Parenting with Purpose

Don’t Let Kids Eat Off the “Kids Menu”

Let’s be honest—most “kids menus” at restaurants are a recipe for a lifetime of obesity and diabetes. Chicken nuggets, fried everything, mac and cheese with zero nutritional value, fries on repeat, and maybe (if you’re lucky) a side of applesauce drowning in sugar. Vegetables? Nowhere in sight. And don’t even get me started on the drink options—it’s nothing but sugar water dressed up as soda or juice.

Parents, trust me—your kids don’t have to be raised this way. My daughter Lucy is six years old, and she has never had soda. Not once. The only things she’s ever had to drink are water and milk. Not even juice—because once the fiber is stripped out, juice is basically just sugar in a cup. And here’s the thing: she doesn’t miss it. If you don’t introduce those unhealthy habits, they don’t crave them.

We say we want to raise healthy, thriving adults, but that starts with the choices we make for them as children. Food is one of the biggest ones.

Here’s what we do instead:

1. Share Your Meal

Restaurant portions are enormous. More often than not, I split my plate with Lucy if the kids menu is lackluster.

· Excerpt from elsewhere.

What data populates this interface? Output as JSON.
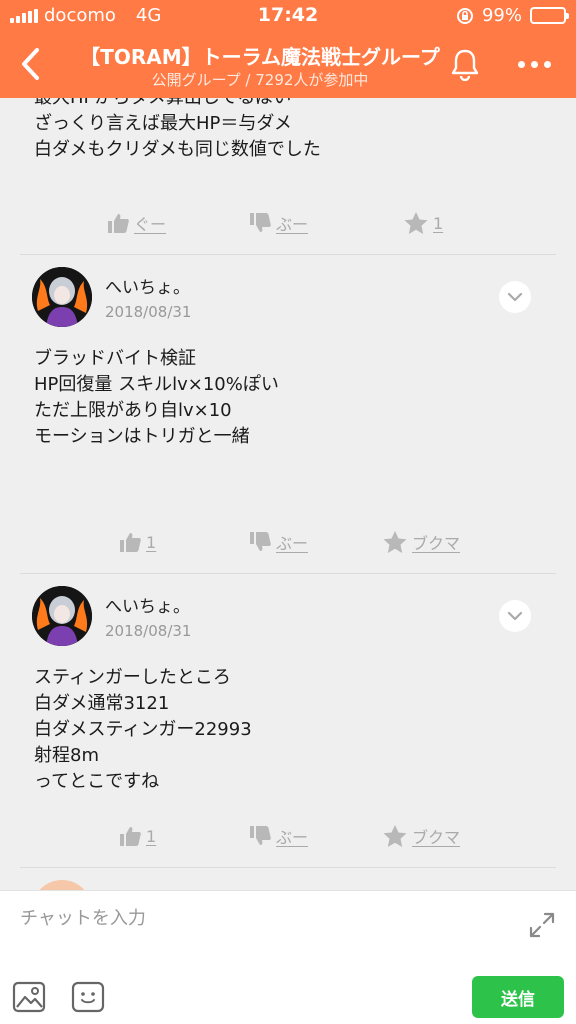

She gets to try real food—actual flavors, spices, and balance—and I don’t leave stuffed. Win-win.

2. Make Vegetables a Requirement

I don’t force my kids to eat something they truly dislike, but vegetables are non-negotiable. Both of our kids know there are plenty of veggies they do enjoy, and those are always on the plate.

3. The “Family Promise” Rule

In our house, you don’t get to decide you dislike something without trying it. One bite—every time. That’s our “family promise.” If they don’t like it, no big deal, they don’t have to finish it. But in another month or two, they’ll try it again. Palates change, and sometimes all it takes is the right preparation for a food to go from “no thanks” to “yum.”

4. Exposure Is Everything

Kids can’t develop healthy habits or adventurous palates if they aren’t exposed to them. Keep introducing new flavors. Order something colorful to share. Skip the soda and juice. Normalize water and nutrient-dense foods as the default.

Raising kids to be healthy adults means helping them make healthy choices now. The “kids menu” may be convenient, but it’s not cultivating health. It’s cultivating bad habits. And our kids deserve better.

So next time you’re out to eat, skip the “kids menu.” Share your plate. Try something new. Raise a kid who grows up to say, “I actually like vegetables.”

Trust me, it’s worth it.

And if you need proof? You should see Anderson take down a Caesar salad!